Older women have much to draw on for their material. Their understanding of the map of the human heart, the cycles of life, the triumphs and disappointments is more nuanced, layered and textured by personal experience. A life lived, if not always lived well. Is it late-blooming? No I don’t think so. We come to things in our own way, in our own time.
Creativity, the desire to realise artistic goals is not just the provenance of the young. It is never too late to be experimental, questioning or to have a vision.
“Sometimes the letters were disjointed and the novelist sent only a fragment which Dorothy guessed would slip into place sooner or later, unless of course, it was discarded. Writers did not always use everything they wrote, the novelist explained.”
From Miss Peabody’s inheritance 1983
Olga Masters worked as journalist from the age of 15yrs, but her 1st story collection was published when she was 63
Laura Ingalls Wilder started writing in her 40s but only achieved fame in her 60’s with The Little House on the Prairie series.
Mary Wesley began writing children’s stories in her 50’s but her novel for adults was published when she was 71.

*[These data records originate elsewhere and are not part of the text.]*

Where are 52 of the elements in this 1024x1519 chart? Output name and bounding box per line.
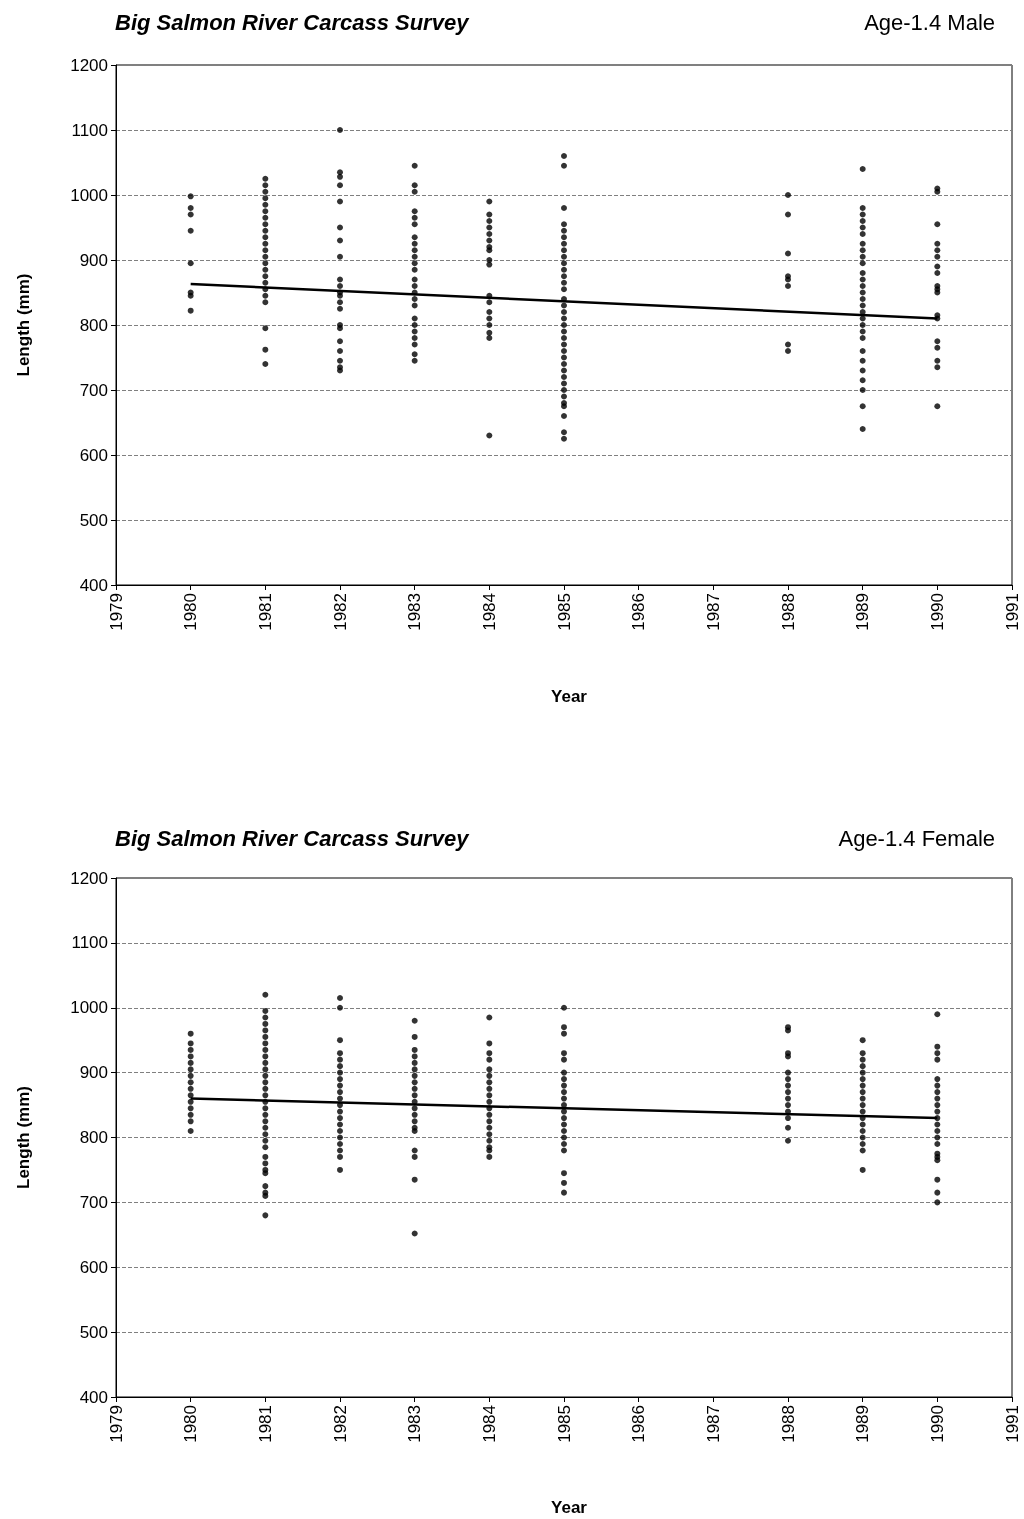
- y-tick-label: 1200: [70, 868, 108, 888]
- x-tick-label: 1980: [181, 1405, 201, 1443]
- chart-title: Big Salmon River Carcass Survey: [115, 825, 471, 851]
- x-tick-label: 1980: [181, 593, 201, 631]
- x-tick-label: 1984: [479, 593, 499, 631]
- x-tick-label: 1985: [554, 593, 574, 631]
- x-tick-label: 1990: [927, 1405, 947, 1443]
- x-tick-label: 1991: [1002, 1405, 1022, 1443]
- x-tick-label: 1986: [629, 593, 649, 631]
- x-tick-label: 1984: [479, 1405, 499, 1443]
- y-tick-label: 600: [79, 445, 108, 465]
- x-tick-label: 1983: [405, 593, 425, 631]
- y-tick-label: 1200: [70, 55, 108, 75]
- x-tick-label: 1988: [778, 1405, 798, 1443]
- chart-subtitle: Age-1.4 Female: [838, 825, 996, 851]
- x-tick-label: 1979: [106, 593, 126, 631]
- y-tick-label: 800: [79, 1128, 108, 1147]
- x-tick-label: 1982: [330, 593, 350, 631]
- x-axis-title: Year: [551, 1498, 588, 1517]
- y-tick-label: 400: [79, 1387, 108, 1407]
- x-tick-label: 1987: [703, 593, 723, 631]
- chart-title: Big Salmon River Carcass Survey: [115, 9, 471, 35]
- y-tick-label: 1100: [71, 120, 108, 140]
- x-tick-label: 1985: [554, 1405, 574, 1443]
- x-tick-label: 1989: [853, 1405, 873, 1443]
- x-tick-label: 1991: [1002, 593, 1022, 631]
- y-tick-label: 1000: [70, 998, 108, 1018]
- y-axis-title: Length (mm): [14, 1086, 33, 1189]
- x-tick-label: 1983: [405, 1405, 425, 1443]
- x-tick-label: 1987: [703, 1405, 723, 1443]
- x-tick-label: 1986: [629, 1405, 649, 1443]
- y-tick-label: 600: [79, 1257, 108, 1277]
- y-tick-label: 500: [79, 510, 108, 530]
- x-tick-label: 1990: [927, 593, 947, 631]
- x-axis-title: Year: [551, 687, 588, 706]
- y-axis-title: Length (mm): [14, 273, 33, 377]
- y-tick-label: 900: [79, 1063, 108, 1083]
- chart-subtitle: Age-1.4 Male: [864, 9, 996, 35]
- x-tick-label: 1989: [853, 593, 873, 631]
- y-tick-label: 400: [79, 575, 108, 595]
- y-tick-label: 1000: [70, 185, 108, 205]
- y-tick-label: 800: [79, 315, 108, 335]
- x-tick-label: 1981: [255, 1405, 275, 1443]
- y-tick-label: 700: [79, 1192, 108, 1212]
- x-tick-label: 1982: [330, 1405, 350, 1443]
- y-tick-label: 500: [79, 1322, 108, 1342]
- y-tick-label: 900: [79, 250, 108, 270]
- y-tick-label: 1100: [71, 933, 108, 953]
- x-tick-label: 1981: [255, 593, 275, 631]
- x-tick-label: 1979: [106, 1405, 126, 1443]
- y-tick-label: 700: [79, 380, 108, 400]
- x-tick-label: 1988: [778, 593, 798, 631]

Jessica Anderson was 52 when Tirra Lirra by the River was published.
Rosalie Gascoigne, sculptor, first exhibited at 58.
‘There was no possibility of being an artist of any sort. I never considered myself an artist. I did what I did because I had to.’
Emily Kngwarreye, started painting in her 70’s working with the Utopia Women’s Batik Group. Her first solo exhibition was at the age of 80. She still holds the record for the highest price paid for a painting by an Australian woman.